ABSTRACT
It should be agreed by now that contemporary Japanese society poses major challenges to the received wisdom and assumptions of mainstream social theory. Here is a society that has achieved modernity by its own means; which has adopted capitalism and beaten the West at its own game; which has rejected Christianity and most of the other metanarratives of the West; which has assimilated technology, fashion· and the mass media but has converted them into something highly distinctive; which offers itself as both postmodern and as highly traditional; which rejects class but clings to hierarchy and exalts harmony; which considers itself deeply humanistic without ever having encountered the humanism of the West; in which religion is regarded as insignificant but which yet pervades the society in a way that renders classical secularization theories redundant; which aestheticizes life while pursuing powerful economic growth and which fundamentally rejects the epistemology that divides self from social context. The result has been a highly workable, pacifist, virtually crime-free and economically dynamic society. As such it poses historical questions (how did this come about?), practical ones (how is this remarkable system maintained and perpetuated?) and critical ones (where are the flaws in this utopian vision?)

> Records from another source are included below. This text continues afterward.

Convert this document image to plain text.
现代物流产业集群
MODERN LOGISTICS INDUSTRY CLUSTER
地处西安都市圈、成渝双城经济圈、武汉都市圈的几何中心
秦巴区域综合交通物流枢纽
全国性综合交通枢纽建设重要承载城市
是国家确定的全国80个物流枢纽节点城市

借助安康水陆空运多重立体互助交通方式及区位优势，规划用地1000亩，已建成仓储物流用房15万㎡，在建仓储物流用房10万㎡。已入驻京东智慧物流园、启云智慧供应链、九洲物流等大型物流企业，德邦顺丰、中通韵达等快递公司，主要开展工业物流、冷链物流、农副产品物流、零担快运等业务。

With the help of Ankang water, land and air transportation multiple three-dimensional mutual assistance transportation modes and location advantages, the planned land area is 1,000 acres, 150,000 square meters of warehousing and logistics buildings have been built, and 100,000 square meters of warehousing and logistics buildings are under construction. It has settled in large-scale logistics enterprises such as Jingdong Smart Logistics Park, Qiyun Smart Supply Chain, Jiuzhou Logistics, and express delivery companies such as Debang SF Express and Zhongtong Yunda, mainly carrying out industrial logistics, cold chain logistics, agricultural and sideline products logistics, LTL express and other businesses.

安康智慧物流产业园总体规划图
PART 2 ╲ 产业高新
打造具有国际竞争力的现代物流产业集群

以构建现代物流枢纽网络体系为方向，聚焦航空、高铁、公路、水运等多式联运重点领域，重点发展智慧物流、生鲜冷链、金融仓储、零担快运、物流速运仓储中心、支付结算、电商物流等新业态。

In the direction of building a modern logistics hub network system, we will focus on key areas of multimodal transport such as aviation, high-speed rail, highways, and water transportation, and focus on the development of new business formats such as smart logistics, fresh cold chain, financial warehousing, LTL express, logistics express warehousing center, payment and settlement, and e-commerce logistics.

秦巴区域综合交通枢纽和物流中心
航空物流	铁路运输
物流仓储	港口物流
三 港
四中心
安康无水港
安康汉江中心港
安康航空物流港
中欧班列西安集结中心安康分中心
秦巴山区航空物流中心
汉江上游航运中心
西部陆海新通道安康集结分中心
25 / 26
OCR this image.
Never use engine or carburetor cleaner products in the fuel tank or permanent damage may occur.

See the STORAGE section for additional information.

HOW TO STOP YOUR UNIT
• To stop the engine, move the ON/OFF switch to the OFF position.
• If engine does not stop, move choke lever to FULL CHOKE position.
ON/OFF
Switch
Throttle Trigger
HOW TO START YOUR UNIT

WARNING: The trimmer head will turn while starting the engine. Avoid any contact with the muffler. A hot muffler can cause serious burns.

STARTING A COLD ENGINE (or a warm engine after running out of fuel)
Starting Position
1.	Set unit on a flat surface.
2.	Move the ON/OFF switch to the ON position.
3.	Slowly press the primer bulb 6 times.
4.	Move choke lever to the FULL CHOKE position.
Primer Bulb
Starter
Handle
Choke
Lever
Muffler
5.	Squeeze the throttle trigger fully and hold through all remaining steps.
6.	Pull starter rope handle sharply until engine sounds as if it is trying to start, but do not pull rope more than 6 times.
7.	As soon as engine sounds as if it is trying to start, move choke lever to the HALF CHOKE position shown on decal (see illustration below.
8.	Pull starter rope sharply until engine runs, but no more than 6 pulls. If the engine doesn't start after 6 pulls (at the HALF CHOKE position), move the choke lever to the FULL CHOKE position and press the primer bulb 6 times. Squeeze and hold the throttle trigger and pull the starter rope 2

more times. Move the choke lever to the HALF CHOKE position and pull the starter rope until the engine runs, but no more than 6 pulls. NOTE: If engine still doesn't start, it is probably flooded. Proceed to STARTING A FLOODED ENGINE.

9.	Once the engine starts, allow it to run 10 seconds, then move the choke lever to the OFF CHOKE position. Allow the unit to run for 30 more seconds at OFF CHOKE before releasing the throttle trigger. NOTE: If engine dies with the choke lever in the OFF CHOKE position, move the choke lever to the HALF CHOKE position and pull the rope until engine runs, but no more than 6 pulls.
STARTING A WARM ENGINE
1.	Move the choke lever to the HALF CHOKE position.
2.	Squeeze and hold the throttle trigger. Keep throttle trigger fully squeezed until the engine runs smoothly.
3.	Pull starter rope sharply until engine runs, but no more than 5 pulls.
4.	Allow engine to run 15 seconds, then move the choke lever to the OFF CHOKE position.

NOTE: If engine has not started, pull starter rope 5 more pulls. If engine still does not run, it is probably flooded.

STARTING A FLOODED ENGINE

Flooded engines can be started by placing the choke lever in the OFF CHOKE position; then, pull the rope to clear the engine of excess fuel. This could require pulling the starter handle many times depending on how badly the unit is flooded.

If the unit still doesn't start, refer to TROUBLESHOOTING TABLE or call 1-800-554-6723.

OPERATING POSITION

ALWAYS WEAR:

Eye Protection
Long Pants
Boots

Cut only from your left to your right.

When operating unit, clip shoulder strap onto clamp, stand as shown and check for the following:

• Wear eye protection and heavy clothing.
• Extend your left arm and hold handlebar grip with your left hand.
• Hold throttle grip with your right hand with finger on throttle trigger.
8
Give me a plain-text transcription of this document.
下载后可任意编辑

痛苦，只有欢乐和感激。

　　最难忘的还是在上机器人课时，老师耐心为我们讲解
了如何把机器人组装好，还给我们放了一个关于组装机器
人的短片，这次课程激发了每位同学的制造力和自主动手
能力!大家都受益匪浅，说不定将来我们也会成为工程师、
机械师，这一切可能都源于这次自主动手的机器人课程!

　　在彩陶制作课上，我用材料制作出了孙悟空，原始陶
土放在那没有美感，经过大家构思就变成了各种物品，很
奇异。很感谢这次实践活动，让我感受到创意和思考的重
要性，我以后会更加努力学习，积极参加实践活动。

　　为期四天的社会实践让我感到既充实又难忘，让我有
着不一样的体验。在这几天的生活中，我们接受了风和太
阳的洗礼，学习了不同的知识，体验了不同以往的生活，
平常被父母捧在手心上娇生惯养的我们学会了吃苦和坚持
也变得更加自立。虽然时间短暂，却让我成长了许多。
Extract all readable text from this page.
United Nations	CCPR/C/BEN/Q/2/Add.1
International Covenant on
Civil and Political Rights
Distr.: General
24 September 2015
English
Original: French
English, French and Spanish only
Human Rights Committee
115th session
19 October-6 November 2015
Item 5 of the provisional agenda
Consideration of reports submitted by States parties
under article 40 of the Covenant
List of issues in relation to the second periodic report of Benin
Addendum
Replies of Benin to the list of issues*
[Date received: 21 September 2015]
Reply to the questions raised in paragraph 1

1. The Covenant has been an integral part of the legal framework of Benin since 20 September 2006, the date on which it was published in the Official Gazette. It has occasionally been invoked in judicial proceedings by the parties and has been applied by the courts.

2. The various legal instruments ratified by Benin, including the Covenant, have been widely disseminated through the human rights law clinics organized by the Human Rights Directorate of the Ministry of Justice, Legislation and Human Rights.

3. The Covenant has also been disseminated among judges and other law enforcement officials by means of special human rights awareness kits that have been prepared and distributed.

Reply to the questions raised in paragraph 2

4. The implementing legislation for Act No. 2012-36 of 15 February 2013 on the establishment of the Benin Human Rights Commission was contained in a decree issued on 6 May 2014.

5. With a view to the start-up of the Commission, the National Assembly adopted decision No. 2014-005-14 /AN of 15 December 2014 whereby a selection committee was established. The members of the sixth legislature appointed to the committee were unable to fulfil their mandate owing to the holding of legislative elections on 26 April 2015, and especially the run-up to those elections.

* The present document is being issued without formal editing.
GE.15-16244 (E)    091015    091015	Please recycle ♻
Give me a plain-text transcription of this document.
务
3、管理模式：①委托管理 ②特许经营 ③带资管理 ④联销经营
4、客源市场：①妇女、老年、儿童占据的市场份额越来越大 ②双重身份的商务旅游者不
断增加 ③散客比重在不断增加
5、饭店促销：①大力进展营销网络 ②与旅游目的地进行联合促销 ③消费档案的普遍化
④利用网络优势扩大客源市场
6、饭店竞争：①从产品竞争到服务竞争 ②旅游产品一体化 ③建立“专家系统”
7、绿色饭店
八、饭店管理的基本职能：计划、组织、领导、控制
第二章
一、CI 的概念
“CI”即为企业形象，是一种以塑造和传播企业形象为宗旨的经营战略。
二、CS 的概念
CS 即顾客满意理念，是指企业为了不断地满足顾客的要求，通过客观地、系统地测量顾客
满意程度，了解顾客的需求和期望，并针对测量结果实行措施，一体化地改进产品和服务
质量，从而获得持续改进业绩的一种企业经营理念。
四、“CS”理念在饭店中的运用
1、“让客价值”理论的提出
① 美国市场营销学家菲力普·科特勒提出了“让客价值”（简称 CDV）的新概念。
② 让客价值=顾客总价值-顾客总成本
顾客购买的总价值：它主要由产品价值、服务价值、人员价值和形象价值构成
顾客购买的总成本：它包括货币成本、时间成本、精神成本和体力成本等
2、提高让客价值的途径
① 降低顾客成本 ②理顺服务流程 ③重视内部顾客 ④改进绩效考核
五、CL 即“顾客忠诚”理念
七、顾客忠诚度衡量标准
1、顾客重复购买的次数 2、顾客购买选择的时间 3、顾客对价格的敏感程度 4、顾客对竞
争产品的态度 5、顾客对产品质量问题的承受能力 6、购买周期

For clearly there are flaws in practice: hierarchy becoming oppression, postwar pacifism leading Japan to turn its back on the problems of the world while exploiting it economically and the exclusion of those who do not fit, ethnically or socially, into the dominant ideology. Is the relative lack of social, cultural ethnic, and to a great degree, economic and political strife, the sleep of death, the signs of a society without vitality? Or is it an enormous achievement - the creation of a civilization of great artistic and economic dynamism without (or at least the same forms of) the self-mutilation that so many of the other late capitalist societies have inflicted on themselves - crime, decaying cities, ethnic conflict and a pervasive lack of motivation and sense of discontent? Our thesis so far has been the latter and we are
now at the point to attempt to draw some of the threads together, and especially the argument that the just and successful characterization of Japanese society requires profound modifications to conventional social theory and the assumptions upon which it is based. This is not an argument for 'uniqueness': every society is unique, although it shares characteristics with others. Most claims for Japanese uniqueness are highly ideological and those coming from within Japan are often heavily tinged with nationalist and racist elements (Yoshino 1992). Rather it is the argument that contemporary Japan is a society of a distinct type, one that has often been theorized in a highly distorted way, as much by its critics as by its champions, and one that is in many respects an inspiration to decaying industrial societies since it represents practical and in many respects highly successful modes of social organization. These cannot necessarily be simply reproduced elsewhere, rooted as they are in a distinctive culture and its history, but they provide a rich and engaging sociological model that draws close to satisfying, on a large scale, many of the expectations of western communitarian thinking which, in its many incarnations, has been a deep theme of social theory since well before Marx.